Without chain-of-thought traceability, you cannot reconstruct which LLM reasoning step triggered a destructive action.

Putting It All Together: A Security Checklist for Autonomous Agents

PatternThreat MitigatedImplementation Priority*Pentagi Reference
Container sandboxingHost compromise, lateral movementCriticalDocker-based executor with dropped capabilities
Scoped tool permissionsPrivilege escalation, prompt injectionCriticalRole-specific sub-agents with isolated tool sets
Human-in-the-loop gatesIrreversible destructive actionsHighFlow screen with operator intervention
Structured audit loggingUndetected misbehavior, forensic gapsHighFull prompt and action logging

*Critical = must exist before any production deployment. High = must exist before handling sensitive data or external networks.

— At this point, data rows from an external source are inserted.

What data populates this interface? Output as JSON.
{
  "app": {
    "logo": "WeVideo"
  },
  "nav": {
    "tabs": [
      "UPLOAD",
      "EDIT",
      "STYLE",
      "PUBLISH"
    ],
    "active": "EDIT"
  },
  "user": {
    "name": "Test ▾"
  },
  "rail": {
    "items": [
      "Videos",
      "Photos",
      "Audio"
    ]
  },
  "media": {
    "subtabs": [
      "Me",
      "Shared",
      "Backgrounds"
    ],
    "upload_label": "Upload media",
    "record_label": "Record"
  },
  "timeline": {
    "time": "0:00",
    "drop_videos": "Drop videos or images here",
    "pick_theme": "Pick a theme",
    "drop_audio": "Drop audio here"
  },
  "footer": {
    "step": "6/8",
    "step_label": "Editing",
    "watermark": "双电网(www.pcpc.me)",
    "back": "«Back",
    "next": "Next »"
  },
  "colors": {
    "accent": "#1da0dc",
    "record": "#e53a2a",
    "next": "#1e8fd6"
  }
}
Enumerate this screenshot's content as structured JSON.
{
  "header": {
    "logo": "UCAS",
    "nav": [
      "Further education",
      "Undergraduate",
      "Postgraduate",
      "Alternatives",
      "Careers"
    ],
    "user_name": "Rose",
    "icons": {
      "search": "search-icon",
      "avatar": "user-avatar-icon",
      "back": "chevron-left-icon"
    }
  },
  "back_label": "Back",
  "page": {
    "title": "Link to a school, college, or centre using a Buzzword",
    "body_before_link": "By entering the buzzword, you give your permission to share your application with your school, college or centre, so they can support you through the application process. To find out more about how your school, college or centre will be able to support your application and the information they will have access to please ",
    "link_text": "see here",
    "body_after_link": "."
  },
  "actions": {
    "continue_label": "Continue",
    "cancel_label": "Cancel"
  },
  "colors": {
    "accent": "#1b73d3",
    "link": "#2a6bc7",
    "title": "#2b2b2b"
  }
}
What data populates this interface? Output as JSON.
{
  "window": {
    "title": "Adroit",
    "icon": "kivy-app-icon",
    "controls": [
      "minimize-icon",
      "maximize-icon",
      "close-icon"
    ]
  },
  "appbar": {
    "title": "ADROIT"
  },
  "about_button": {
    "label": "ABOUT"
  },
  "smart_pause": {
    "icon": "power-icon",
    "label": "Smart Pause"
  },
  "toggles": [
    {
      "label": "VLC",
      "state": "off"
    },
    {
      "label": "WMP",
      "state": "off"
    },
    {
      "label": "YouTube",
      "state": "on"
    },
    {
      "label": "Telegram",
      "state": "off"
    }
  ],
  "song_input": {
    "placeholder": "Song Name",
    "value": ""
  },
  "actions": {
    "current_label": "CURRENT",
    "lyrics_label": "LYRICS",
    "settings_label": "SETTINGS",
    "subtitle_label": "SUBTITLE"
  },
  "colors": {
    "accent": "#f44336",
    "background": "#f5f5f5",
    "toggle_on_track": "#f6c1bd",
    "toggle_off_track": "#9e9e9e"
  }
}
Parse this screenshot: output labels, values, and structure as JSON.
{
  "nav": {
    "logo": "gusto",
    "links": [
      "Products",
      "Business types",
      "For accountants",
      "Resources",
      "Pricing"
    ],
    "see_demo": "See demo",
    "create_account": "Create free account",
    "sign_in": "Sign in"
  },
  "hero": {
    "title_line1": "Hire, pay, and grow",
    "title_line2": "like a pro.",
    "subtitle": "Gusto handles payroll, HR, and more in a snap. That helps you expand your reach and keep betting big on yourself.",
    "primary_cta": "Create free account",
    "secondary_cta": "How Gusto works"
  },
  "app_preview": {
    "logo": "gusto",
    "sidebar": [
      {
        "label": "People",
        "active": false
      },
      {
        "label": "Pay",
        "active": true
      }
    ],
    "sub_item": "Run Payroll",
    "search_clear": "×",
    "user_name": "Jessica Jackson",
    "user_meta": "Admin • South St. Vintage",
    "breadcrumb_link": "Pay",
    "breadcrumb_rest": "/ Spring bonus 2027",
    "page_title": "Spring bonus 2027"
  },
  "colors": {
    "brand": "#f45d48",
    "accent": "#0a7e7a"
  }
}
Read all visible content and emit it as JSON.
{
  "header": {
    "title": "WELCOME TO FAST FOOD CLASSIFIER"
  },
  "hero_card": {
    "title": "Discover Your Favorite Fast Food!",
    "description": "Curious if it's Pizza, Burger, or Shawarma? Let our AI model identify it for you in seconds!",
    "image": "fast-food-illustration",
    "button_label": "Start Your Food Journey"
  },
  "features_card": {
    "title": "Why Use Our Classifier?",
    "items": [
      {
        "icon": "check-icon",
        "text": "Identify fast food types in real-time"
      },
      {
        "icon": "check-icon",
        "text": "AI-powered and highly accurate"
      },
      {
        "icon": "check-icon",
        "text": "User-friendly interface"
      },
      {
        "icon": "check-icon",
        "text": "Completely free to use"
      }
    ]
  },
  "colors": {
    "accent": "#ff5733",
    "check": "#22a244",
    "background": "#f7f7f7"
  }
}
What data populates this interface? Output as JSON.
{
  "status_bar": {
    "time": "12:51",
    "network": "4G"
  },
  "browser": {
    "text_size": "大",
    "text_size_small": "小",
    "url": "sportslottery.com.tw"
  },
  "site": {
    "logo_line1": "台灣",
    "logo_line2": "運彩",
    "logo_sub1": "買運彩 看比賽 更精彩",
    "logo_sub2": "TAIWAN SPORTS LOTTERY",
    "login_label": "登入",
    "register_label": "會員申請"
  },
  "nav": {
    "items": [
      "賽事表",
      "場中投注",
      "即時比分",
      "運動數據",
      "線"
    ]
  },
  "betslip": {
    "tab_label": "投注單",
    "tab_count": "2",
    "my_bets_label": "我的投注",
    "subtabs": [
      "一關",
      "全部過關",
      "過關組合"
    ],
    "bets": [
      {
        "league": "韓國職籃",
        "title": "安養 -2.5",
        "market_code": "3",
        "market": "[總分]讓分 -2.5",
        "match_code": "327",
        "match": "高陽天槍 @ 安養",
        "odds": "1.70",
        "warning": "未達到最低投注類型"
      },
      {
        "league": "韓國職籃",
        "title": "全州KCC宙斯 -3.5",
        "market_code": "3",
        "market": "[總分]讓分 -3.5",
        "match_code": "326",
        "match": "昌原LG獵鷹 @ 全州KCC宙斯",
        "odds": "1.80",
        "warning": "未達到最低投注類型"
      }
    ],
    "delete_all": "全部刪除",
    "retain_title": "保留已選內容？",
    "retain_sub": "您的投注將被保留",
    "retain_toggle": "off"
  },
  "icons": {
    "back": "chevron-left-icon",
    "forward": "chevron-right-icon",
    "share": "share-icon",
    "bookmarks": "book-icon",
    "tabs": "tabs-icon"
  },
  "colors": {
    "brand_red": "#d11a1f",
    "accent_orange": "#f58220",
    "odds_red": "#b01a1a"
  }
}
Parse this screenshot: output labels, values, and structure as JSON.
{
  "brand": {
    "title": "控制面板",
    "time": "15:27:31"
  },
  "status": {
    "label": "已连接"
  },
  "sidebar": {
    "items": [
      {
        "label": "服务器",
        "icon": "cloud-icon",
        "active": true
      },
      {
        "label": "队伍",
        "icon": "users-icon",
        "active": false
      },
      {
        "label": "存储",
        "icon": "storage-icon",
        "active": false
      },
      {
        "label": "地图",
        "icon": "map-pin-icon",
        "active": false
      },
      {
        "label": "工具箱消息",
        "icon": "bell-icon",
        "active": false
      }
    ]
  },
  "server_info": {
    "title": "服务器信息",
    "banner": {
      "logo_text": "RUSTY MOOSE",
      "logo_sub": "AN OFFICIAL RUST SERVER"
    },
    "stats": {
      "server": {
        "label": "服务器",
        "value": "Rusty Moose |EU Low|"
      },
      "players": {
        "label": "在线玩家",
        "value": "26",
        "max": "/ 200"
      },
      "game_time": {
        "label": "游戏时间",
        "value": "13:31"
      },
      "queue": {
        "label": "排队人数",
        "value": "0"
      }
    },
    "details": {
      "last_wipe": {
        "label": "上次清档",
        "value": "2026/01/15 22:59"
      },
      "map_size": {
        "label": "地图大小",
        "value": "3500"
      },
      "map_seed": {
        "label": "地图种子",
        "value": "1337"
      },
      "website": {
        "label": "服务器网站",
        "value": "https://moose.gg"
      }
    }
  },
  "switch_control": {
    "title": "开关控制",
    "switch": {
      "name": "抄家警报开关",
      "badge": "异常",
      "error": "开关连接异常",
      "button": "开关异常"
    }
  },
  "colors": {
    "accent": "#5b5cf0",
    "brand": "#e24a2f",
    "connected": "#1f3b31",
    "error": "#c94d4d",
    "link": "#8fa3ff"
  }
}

These patterns follow OWASP LLM Top 10 guidance (particularly LLM09: Excessive Agency, per the 2025 edition), the NIST AI Risk Management Framework (specifically the Govern and Map functions outlined in NIST AI 100-1, 2023) and its emphasis on governable AI systems, and Anthropic's published recommendations for constraining agent autonomy through layered controls.

Security as a First-Class Architectural Concern

Sandboxing, permission scoping, approval gates, and audit logging are all architectural decisions that constrain an agent's blast radius regardless of what the LLM decides to do at runtime. Pentagi demonstrates that even an agent purpose-built for offensive security operations can be contained when you build these patterns in from the start. Start by auditing your agent's Docker Compose file against the configuration in Pattern 1, then verify your tool registry enforces fail-closed defaults per Pattern 2. The question isn't whether an agent will attempt something unexpected. It's whether the architecture limits the damage when it does.